I have been offered a pension in my new job, the company will match my contribution up to 3%. (I think I've only read through the paperwork, I really need to sit down with it).

There is a section on the form asking me what % of my salary I would like to add to my pension.

I am 27, renting (saving like a mofo (35 to 40% of my take home) to get on the ladder) with no dependants.

Any help would be greatly appriciated.

Cheers.


----------



## shaking

the only person who can answer this question is you, how much can you afford to put into a pension? Ideally you should aim for at least 3% as the company will match this, say for example your salary is €30,000 the company is paying €900 into a pension for you. As long as you stay in the job for 2 years this money is then yours to bring with you to your next job, its basically extra cash on top of your salary.

You're still young, the younger you start saving for a pension the better however as your main object is to purchase a house you should contribute what you feel is affordable. Dont forget that you get full tax and prsi relief on all your contributions. If you're a lower tax payer every €100 you invest in your pension will cost you c. €74 net and if you're in the higher tax bracket every €100 will cost you c.€43


----------



## rmelly

You haven't given nearly enough info for someone to give specific advice.

Try searching this site, or check pensions.ie. The minimum you should pay is 3% to get the matching 3% from employer.

The longer you leave it, the more you'll have to pay in ultimately. 

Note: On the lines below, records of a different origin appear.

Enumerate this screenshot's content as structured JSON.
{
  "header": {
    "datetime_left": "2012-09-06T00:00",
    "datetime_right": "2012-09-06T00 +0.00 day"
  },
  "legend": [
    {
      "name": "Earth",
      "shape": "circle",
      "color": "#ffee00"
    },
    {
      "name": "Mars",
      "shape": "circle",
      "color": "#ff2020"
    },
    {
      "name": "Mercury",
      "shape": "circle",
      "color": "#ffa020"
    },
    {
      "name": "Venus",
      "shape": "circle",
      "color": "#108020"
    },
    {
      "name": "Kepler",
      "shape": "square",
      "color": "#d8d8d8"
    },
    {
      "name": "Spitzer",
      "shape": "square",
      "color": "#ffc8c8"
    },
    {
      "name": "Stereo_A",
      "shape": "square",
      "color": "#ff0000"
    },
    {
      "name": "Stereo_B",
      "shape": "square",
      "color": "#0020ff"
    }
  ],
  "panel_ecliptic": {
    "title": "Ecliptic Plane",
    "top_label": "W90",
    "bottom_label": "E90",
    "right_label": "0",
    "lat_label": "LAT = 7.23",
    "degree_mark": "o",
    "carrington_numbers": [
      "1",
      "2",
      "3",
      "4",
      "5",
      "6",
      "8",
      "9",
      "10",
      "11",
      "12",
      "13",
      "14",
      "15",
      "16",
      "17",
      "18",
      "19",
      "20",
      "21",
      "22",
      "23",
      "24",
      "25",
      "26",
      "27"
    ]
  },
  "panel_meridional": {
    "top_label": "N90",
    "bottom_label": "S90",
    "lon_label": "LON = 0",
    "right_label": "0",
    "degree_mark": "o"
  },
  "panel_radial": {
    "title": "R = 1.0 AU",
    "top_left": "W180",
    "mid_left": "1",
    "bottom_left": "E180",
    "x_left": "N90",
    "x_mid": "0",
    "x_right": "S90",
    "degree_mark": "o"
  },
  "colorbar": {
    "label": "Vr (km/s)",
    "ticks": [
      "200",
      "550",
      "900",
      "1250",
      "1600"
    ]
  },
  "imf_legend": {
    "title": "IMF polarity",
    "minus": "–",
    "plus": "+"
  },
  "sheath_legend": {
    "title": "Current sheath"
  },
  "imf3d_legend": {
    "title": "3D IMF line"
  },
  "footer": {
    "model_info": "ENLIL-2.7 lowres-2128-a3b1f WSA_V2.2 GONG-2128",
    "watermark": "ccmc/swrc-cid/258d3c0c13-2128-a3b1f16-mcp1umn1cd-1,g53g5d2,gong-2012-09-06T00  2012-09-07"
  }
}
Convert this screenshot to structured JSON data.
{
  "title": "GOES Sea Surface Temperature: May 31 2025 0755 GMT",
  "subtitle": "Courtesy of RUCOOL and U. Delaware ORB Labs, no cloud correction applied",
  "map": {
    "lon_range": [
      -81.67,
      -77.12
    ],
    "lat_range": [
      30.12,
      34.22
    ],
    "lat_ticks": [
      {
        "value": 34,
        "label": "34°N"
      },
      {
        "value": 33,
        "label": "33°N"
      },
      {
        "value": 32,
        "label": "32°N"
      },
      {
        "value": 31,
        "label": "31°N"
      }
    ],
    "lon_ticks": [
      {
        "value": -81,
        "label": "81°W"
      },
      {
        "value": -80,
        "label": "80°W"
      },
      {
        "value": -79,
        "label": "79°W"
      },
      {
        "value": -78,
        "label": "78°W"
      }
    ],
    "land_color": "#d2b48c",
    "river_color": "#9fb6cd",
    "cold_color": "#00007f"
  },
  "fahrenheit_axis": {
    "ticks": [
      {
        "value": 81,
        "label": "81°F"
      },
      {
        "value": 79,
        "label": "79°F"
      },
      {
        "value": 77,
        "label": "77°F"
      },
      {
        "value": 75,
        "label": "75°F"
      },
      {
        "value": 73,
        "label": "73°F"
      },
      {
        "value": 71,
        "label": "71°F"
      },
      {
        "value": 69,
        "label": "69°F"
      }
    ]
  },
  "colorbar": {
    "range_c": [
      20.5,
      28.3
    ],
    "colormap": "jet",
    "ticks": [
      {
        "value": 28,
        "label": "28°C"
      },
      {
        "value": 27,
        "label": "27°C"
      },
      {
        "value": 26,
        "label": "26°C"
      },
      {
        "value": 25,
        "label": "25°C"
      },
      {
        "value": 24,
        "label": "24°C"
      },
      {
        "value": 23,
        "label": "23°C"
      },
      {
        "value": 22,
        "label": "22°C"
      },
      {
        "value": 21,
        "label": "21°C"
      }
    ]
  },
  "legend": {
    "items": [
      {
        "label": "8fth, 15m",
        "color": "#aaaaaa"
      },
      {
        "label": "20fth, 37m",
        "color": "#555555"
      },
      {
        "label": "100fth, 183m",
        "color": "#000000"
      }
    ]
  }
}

Then again there are those who say you should focus on reducing your PPR mortgage (or in your case reducing the amount to be borrowed) before pension...


----------



## LDFerguson

rmelly said:


> Try searching this site, or check pensions.ie.


 
Pensions.ie is unoccupied.


----------



## LDFerguson

Deimos said:


> I think I've only read through the paperwork, I really need to sit down with it.


 
Nah - stick to your first idea.  I'd bet you'll get a better understanding by reading it.


----------



## rmelly

LDFerguson said:


> Pensions.ie is unoccupied.


 
Sorry, pensionsboard.ie - check it out.


----------



## asdfg

Just to add the pensions board only recommends a % of salary less the state pension. Revenue allow max of 2/3 of final salary. I reckon in order to have a decent pension you need to put the max allowed by revenue for each age group. Remember your salary will increase hopefully in real terms before you reach 65. 

Also pension board assums you retire at 65. What if you retire at 60 or earlier.
Look at the other assumptions made by the pension board.


----------



## rmelly

It's only meant as a guide, as you say the assumptions are just that - assumptions.

Just noticed an Advanced Calculator, seems to be new, supports retirement age between 55 and 70 and some more options: 

http://www.pensionsboard.ie/app_adv_pensions_calc.asp


----------



## Marc

A good rule of thumb:

Assuming you have no other pension benefits already would be to make contributions equal to a percentage of your salary that is half your age.

So a 27 year old would need to put away about 13% of their salary.

This is the sort of contribution you would need to make to get 2/3rds of your final salary at normal retirement with inflation protecton and spouses benefits assuming a conservative annual growth rate - say 6%pa. Don't scoff, over the last 10 years, the average Irish pension fund has grown by 4%pa according to Mercer.

Scary isn't it? Nearly everyone underestimates the level of contribution required to provide this level of pension. Just a few short years ago, it was normal for a employer to offer a defined benefit pension (sometimes with no contribution at all required by the employee) to provide these benefits.

With the dramatic collapse of the defined benefit pension, in less than a generation, the risk of making provision for our old age has been transferred from the employer to the employee but without any increase in our understanding of the issues at stake.

A final thought: The amount you need to save doubles roughly every 5 years just to stand still. So, to get the same end result as a 20 year old saving €100pm a 25 year old would need to save €200pm. Just to get the same end result!

Start early. Save as much as you can, increase it when you get a pay rise and keep on top of the investments. If you don't understand investments, get really (and I mean really) competent advice.


----------